Line, the elemental foundation for print and number, has determined much about twentieth-century life and success in our culture. Isobars, arteries, fault lines, line drives, battle lines, lines of credit, timelines, lines of type, notes, and numbers-stretchy, slinky, fixed or floating, dotted or dashed, lines connect two or more points. And the points are, as mathematicians remind us, infinite. Writers pen story lines; programmers, lines of code. Biologists decipher lines of DNA; entrepreneurs develop product lines. Singers follow melodic lines; jazz musicians improvise upon them. Where do you enter the element of line? As storyteller or scribbler? With delight for a maze or an appreciation for ballet?

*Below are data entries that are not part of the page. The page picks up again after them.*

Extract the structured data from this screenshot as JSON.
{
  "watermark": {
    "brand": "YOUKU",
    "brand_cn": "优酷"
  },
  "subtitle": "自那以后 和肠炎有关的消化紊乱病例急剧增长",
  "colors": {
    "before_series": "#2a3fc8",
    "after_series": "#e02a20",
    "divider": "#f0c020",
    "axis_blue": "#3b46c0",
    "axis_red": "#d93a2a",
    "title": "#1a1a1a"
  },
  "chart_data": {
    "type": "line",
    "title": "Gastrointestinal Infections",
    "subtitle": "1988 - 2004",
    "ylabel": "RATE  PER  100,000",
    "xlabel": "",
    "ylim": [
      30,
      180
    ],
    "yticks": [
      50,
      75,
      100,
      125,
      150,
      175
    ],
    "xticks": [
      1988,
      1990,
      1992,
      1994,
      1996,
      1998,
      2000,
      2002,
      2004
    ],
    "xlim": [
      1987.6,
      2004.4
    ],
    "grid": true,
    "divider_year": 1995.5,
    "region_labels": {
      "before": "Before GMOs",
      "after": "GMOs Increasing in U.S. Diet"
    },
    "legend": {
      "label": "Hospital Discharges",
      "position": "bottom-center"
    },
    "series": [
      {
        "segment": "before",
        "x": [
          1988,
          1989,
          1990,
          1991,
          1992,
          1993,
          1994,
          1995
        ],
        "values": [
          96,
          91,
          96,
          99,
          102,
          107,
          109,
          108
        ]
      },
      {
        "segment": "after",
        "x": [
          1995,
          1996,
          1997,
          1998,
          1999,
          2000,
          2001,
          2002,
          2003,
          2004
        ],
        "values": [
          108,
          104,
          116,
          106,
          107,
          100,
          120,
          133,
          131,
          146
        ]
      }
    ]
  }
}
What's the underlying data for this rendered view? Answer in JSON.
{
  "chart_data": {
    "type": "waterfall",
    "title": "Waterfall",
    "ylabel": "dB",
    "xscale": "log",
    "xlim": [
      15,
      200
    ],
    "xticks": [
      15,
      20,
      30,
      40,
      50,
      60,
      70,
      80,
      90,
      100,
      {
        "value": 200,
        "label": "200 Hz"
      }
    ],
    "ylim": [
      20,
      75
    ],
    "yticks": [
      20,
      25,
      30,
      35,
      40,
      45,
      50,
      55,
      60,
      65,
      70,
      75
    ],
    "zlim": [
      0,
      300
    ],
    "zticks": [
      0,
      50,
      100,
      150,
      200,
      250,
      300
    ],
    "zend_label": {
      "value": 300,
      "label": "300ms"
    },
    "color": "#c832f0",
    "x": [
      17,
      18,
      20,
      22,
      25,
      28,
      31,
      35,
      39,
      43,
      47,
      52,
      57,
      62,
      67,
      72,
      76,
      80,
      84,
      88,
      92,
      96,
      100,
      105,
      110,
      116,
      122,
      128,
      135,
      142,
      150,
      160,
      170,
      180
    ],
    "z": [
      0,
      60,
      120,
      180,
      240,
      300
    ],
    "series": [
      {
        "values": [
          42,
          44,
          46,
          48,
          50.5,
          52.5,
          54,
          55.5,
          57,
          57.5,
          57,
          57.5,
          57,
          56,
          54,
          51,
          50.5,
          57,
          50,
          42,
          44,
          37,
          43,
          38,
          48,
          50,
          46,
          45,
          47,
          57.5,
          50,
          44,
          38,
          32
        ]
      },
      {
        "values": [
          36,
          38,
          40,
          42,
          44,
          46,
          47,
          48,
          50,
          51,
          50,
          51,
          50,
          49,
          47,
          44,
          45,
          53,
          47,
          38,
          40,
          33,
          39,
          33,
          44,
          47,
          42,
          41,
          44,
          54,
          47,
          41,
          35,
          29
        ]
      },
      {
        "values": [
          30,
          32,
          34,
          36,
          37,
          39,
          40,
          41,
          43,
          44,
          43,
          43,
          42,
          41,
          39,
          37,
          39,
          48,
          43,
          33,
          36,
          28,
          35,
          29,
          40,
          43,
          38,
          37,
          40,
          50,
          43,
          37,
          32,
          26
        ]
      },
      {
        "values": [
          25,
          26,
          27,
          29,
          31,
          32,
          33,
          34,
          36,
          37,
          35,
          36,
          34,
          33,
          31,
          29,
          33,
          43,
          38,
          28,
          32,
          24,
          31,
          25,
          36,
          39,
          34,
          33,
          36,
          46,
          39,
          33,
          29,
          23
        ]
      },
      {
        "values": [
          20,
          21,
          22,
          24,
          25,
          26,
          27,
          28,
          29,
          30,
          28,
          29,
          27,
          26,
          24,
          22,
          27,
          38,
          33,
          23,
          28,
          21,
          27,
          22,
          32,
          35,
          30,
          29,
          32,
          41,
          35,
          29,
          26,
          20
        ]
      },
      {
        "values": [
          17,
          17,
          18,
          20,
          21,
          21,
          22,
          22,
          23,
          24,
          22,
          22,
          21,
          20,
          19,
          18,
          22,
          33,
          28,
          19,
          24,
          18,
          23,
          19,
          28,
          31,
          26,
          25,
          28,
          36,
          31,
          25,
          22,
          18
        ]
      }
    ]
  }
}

Shapes shape other shapes. As shape finders we look for symmetries, for foreground and background, for the doughut and the hole, for the whole of the thing that is greater than its parts. Putting puzzles together is playing around with shape, and so is the literary love of beginning, middle and end. Pleasing shapes play their part in our neighborhoods, our furniture, our plates and platters, our shoes and our cars. Shape-makers include sculptors and typographers; mathematicians with their worlds of symmetries, microbiologists, industrial designers, and couture clothiers. We shape play with shells and rocks, with clay and cookie dough, with big bouncing balls, and smooth, sleek kitty cats.

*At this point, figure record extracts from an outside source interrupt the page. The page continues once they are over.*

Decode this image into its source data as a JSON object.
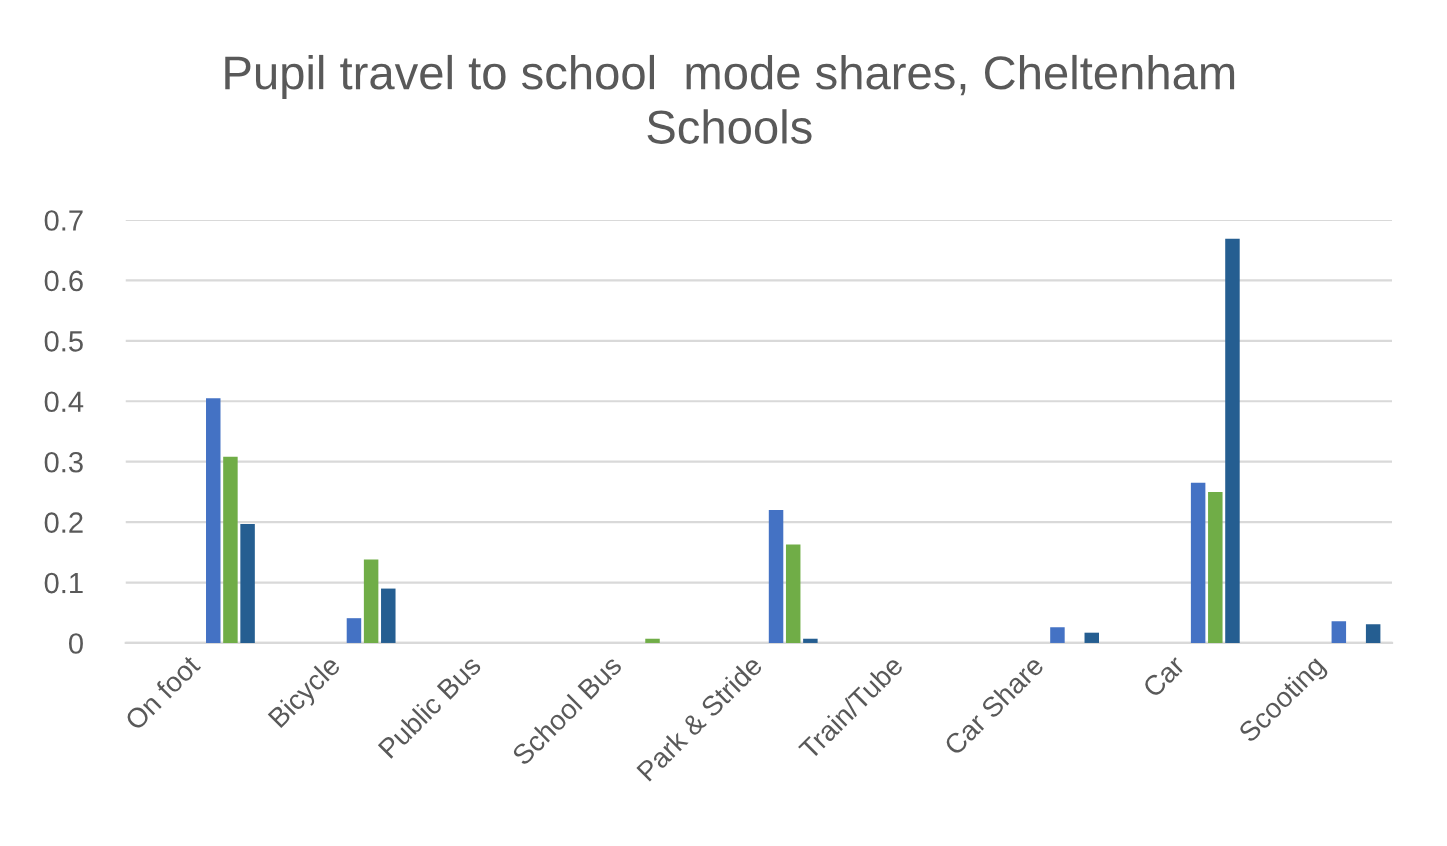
{
  "chart_data": {
    "type": "bar",
    "title": "Pupil travel to school  mode shares, Cheltenham\nSchools",
    "categories": [
      "On foot",
      "Bicycle",
      "Public Bus",
      "School Bus",
      "Park & Stride",
      "Train/Tube",
      "Car Share",
      "Car",
      "Scooting"
    ],
    "series": [
      {
        "color": "#4472c4",
        "values": [
          0.405,
          0.041,
          0,
          0,
          0.22,
          0,
          0.026,
          0.265,
          0.036
        ]
      },
      {
        "color": "#70ad47",
        "values": [
          0.308,
          0.138,
          0,
          0.007,
          0.163,
          0,
          0,
          0.25,
          0
        ]
      },
      {
        "color": "#255e91",
        "values": [
          0.197,
          0.09,
          0,
          0,
          0.007,
          0,
          0.017,
          0.669,
          0.031
        ]
      }
    ],
    "ylim": [
      0,
      0.7
    ],
    "yticks": [
      0,
      0.1,
      0.2,
      0.3,
      0.4,
      0.5,
      0.6,
      0.7
    ],
    "grid": "y"
  }
}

At its most direct, tactile information is as close as it gets, up close and personal, right at our fingertips. Texture is smooth, woven, wrapped, slippery, shiny, course, rigid, and reedy. We see texture, too, and hear it in a voice or a song. Our days are rough or smooth, our moods even or edgy, our voices piercing or pointed. Surgeons, weavers, gardeners, art collectors, textile designers, and chefs-all must pay close attention to texture. Do you remember exploring texture in the sand box, through a microscope's lens, coiling clay snakes, eating icecream, or squishing toes in the mud?